Les Bourses et le marché obligataire ont salué l’initiative avec enthousiasme. C’est que le message est particulièrement propice au marché des capitaux : les taux d’intérêt resteront faibles longtemps encore. Que la conjoncture européenne en profitera reste une question sans réponse. Nous en doutons pour plusieurs raisons. Tant techniquement qu’économiquement ou même conjoncturellement, les nouvelles mesures auront une incidence plus néfaste qu’on ne l’imagine.
Augmenter le pouvoir d’achat
Depuis que la crise sévit, malgré l’expansion monétaire phénoménale de ces dernières années, la récession prévaut en Occident. Les entreprises tout comme les particuliers qui disposent de liquidités, sont peu enclins à les investir ou à les dépenser. La raison est évidente : tant que la confiance dans l’avenir fera défaut, rien ne changera. Les taux d’intérêt peuvent descendre sous zéro, personne ne changera d’attitude. Personne ne contractera de nouveaux crédits si les perspectives professionnelles restent moroses. Si on veut véritablement redresser la conjoncture, il n’y a pas trente-six solutions, seule l’augmentation du pouvoir d’achat y pourvoira, surtout dans une économie basée sur la consommation. On n’y arrivera jamais par le biais du crédit.
Les mesures ne réussiront pas non plus sur le plan technique.

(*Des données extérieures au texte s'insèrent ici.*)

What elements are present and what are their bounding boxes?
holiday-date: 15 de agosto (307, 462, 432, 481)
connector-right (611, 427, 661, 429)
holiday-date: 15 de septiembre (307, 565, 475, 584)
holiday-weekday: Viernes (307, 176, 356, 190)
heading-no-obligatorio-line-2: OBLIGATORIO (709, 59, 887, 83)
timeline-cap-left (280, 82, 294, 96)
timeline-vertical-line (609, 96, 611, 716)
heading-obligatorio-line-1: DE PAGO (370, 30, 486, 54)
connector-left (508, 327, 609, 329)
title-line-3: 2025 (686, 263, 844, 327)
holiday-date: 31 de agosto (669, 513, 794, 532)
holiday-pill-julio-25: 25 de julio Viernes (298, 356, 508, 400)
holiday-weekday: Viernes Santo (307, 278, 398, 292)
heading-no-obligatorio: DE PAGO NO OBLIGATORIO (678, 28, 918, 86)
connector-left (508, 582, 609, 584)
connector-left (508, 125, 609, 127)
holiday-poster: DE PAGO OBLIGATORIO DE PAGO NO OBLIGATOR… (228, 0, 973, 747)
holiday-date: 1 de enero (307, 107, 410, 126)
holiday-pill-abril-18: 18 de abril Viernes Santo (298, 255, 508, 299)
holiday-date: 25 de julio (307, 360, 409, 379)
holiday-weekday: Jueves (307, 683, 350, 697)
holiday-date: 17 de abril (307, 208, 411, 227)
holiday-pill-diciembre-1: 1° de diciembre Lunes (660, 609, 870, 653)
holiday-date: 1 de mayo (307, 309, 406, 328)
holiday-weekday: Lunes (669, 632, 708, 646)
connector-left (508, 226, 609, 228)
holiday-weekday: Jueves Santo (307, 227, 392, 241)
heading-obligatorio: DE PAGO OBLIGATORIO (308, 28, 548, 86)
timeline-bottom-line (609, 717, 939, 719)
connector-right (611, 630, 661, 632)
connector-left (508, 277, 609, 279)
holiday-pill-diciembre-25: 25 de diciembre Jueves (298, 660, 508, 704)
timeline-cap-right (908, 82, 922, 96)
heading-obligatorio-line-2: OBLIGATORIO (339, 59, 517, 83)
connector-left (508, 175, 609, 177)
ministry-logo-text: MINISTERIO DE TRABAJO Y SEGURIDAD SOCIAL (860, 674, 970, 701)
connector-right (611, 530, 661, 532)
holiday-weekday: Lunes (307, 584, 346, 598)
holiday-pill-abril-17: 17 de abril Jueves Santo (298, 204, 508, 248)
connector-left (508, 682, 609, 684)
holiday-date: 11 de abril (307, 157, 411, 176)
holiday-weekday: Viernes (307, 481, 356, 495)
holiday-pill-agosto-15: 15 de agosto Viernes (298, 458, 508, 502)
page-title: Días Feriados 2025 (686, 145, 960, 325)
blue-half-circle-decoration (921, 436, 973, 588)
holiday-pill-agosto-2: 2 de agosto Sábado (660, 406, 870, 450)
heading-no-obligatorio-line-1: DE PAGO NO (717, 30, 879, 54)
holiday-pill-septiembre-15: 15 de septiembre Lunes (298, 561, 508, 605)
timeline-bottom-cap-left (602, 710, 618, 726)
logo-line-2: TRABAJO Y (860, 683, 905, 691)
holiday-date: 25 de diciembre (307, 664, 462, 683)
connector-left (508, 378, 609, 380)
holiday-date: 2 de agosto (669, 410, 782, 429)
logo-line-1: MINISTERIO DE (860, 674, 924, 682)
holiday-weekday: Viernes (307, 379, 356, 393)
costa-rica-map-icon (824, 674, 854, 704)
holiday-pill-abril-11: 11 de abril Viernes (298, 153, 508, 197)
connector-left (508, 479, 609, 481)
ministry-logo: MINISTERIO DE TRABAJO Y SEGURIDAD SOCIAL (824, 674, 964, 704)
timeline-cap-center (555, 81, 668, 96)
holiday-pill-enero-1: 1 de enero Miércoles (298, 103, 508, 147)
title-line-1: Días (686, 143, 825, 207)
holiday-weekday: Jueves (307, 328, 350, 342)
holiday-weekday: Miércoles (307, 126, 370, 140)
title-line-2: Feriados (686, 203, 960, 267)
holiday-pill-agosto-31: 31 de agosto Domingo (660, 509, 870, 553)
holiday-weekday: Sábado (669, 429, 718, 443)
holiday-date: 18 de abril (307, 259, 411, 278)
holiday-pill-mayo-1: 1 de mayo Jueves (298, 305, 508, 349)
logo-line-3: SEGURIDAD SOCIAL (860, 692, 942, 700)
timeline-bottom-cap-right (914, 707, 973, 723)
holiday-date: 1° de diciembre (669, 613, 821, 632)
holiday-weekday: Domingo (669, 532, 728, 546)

La BCE envisage de débourser quelque 1.000 milliards d’EUR. Il n’est pas clair si ce montant proviendra exclusivement de ce programme d’achat ou s’il inclut le TLTRO. Mais comme annoncé la semaine passée, le marché des emprunts sécurisés est trop étroit et diversifié en Europe pour qu’il puisse actuellement convenir efficacement. Son importance est estimée à quelque 200 milliards d’EUR répartis dans tout l’Europe. La distribution ne pourrait théoriquement pas dépasser ce montant. Montant qui reste de toute façon dérisoire pour relancer la machine européenne.
En voulant acheter des obligations sécurisées, la BCE promeut involontairement la spéculation. Pour participer à la distribution, les banques sont obligées de remettre des emprunts sécurisés. Elles doivent donc d’abord fournir du crédit aux intéressés et “réemballer” ensuite ces crédits dans ce genre d’emprunts. Mais comme évoqué plus haut, si personne ne veut contracter de nouveaux crédits, les banques ne pourront pas émettre de nouvelles obligations sécurisées. A moins qu’elles ne sécurisent des crédits effectués hors de l’Union.
A cause de la faiblesse des taux d’intérêt, du recul de l’EUR et du manque d’octrois de nouveaux crédits dans la zone euro, les banques peuvent profiter de l’aubaine pour fournir du crédit en dehors de celle-ci et le sécuriser par la suite pour céder les emprunts à la BCE. Elles pratiqueraient, en quelque sorte, une nouvelle forme de carry trade. Et comme toute expansion monétaire, celle-ci attisera la guerre des devises.
Vente massive d’emprunts d’Etat
La réaction du marché ne s’est d’ailleurs pas fait attendre. Cela faisait des semaines que les institutions financières accumulaient des emprunts d’Etat, dans le cadre du TLTRO et de l’expansion monétaire annoncée par la BCE. Maintenant qu’on en sait plus sur sa forme, les emprunts d’Etat s’avèrent moins intéressants. Les institutions les ont vendus en masse dès jeudi passé, causant une dégringolade de leur cours. Les noms prestigieux, comme l’Allemagne, ont perdu jusqu’à 3% en une semaine. Les titres à long terme étaient les plus affectés. Ce qui a eu pour conséquence un arrêt temporaire de l’aplatissement des courbes de rendement.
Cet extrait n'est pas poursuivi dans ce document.